The former coach filed the lawsuit on Aug. 23, in the Northern District of Florida Pensacola Division, against the Superintendent of Schools for Escambia County District of Schools.

In the filing, the former coach alleged “mistreatment” by the Superintendent and several other district employees.

The former coach served as the high school’s physical education teacher and head football coach from March 2012 until his termination in September of 2014, according to the lawsuit.

The former 2013 Escambia High School Teacher of the Year alleged that upon his hiring, the Escambia High School principal warned him that “some individuals would become upset once they learned of his having hired a black coach.”  

The lawsuit also alleged that the principal participated in racially motivated actions “by making inappropriate comments and racially derogatory remarks directly to Plaintiff regarding his race,” as well the coaches, stating that the sidelines were “really dark,” which referred to the coaches’ race, and commenting on their “gold teeth.”

According to the man, he was treated badly and held to a different standard than his peers because of his race.
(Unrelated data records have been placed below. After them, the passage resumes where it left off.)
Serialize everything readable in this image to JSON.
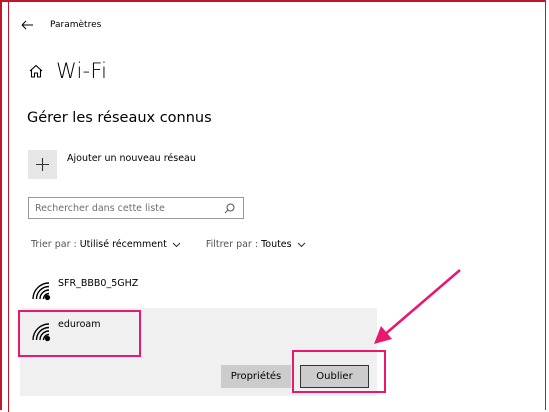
{
  "window": {
    "title": "Paramètres"
  },
  "page": {
    "title": "Wi-Fi"
  },
  "section": {
    "title": "Gérer les réseaux connus"
  },
  "add_network": {
    "label": "Ajouter un nouveau réseau"
  },
  "search": {
    "placeholder": "Rechercher dans cette liste"
  },
  "filters": {
    "sort_label": "Trier par :",
    "sort_value": "Utilisé récemment",
    "filter_label": "Filtrer par :",
    "filter_value": "Toutes"
  },
  "networks": [
    {
      "name": "SFR_BBB0_5GHZ",
      "icon": "wifi-secured-icon",
      "selected": false
    },
    {
      "name": "eduroam",
      "icon": "wifi-secured-icon",
      "selected": true
    }
  ],
  "actions": {
    "properties_label": "Propriétés",
    "forget_label": "Oublier"
  },
  "colors": {
    "annotation": "#e8186f",
    "frame": "#c0162b",
    "selected_row": "#f0f0f0",
    "button": "#cccccc"
  }
}
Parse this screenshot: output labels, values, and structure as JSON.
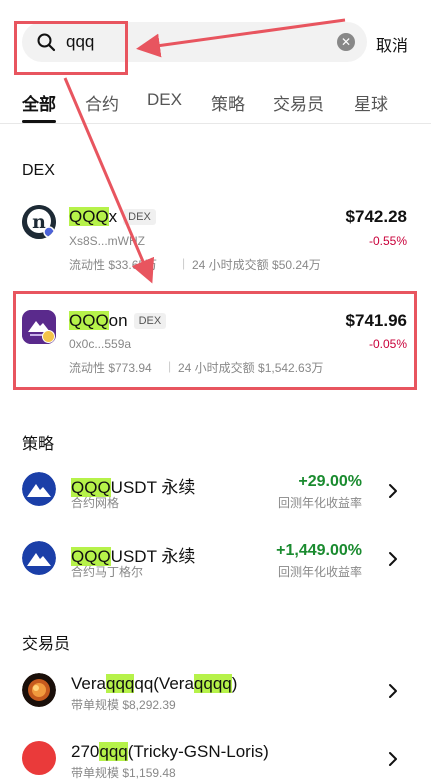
{
  "search": {
    "query": "qqq"
  },
  "header": {
    "cancel_label": "取消"
  },
  "tabs": [
    "全部",
    "合约",
    "DEX",
    "策略",
    "交易员",
    "星球"
  ],
  "sections": {
    "dex": "DEX",
    "strategy": "策略",
    "traders": "交易员"
  },
  "dex_items": [
    {
      "name_hl": "QQQ",
      "name_rest": "x",
      "badge": "DEX",
      "address": "Xs8S...mWHZ",
      "liquidity": "流动性 $33.65万",
      "volume": "24 小时成交额 $50.24万",
      "price": "$742.28",
      "change": "-0.55%"
    },
    {
      "name_hl": "QQQ",
      "name_rest": "on",
      "badge": "DEX",
      "address": "0x0c...559a",
      "liquidity": "流动性 $773.94",
      "volume": "24 小时成交额 $1,542.63万",
      "price": "$741.96",
      "change": "-0.05%"
    }
  ],
  "strategy_items": [
    {
      "name_hl": "QQQ",
      "name_rest": "USDT 永续",
      "subtitle": "合约网格",
      "return": "+29.00%",
      "return_label": "回测年化收益率"
    },
    {
      "name_hl": "QQQ",
      "name_rest": "USDT 永续",
      "subtitle": "合约马丁格尔",
      "return": "+1,449.00%",
      "return_label": "回测年化收益率"
    }
  ],
  "trader_items": [
    {
      "p1": "Vera",
      "h1": "qqq",
      "p2": "qq(Vera",
      "h2": "qqqq",
      "p3": ")",
      "subtitle": "带单规模 $8,292.39"
    },
    {
      "p1": "270",
      "h1": "qqq",
      "p2": "(Tricky-GSN-Loris)",
      "subtitle": "带单规模 $1,159.48"
    }
  ],
  "colors": {
    "highlight": "#b6f24a",
    "positive": "#1a8b2f",
    "negative": "#c9003a",
    "annotation": "#e8555f"
  }
}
He said that this created a hostile work environment.

He was eventually terminated based on gross insubordination, effective September 17, 2014, despite the support of his students and players. His firing came after the former coach allegedly used several football players in the team’s opening game, although there were questions about their eligibility. After his termination, the former coach continued to allege that the principal and superintendent continued to damage his reputation and launched “professional attacks against Plaintiff’s character and his professional teaching career.”

The former coach further alleged that the defendant maliciously interfered with other prospective business relationships, causing embarrassment, a damaged reputation and emotional distress.

The lawsuit has brought five counts against the superintendent, including racial discrimination, tortious interference, as well as First Amendment retaliation for protected political association.

People are discriminated against everyday in the workplace because of their race.  Management and supervisors still say and do racially motivated things that are not only wrong, but against the law. Sadly, many get away with it and are never challenged.

It is against the law for a company or employer to discriminate against someone based on their race. This includes any term or condition of employment, such as hiring, firing, being laid-off, promotion, compensation, and job training.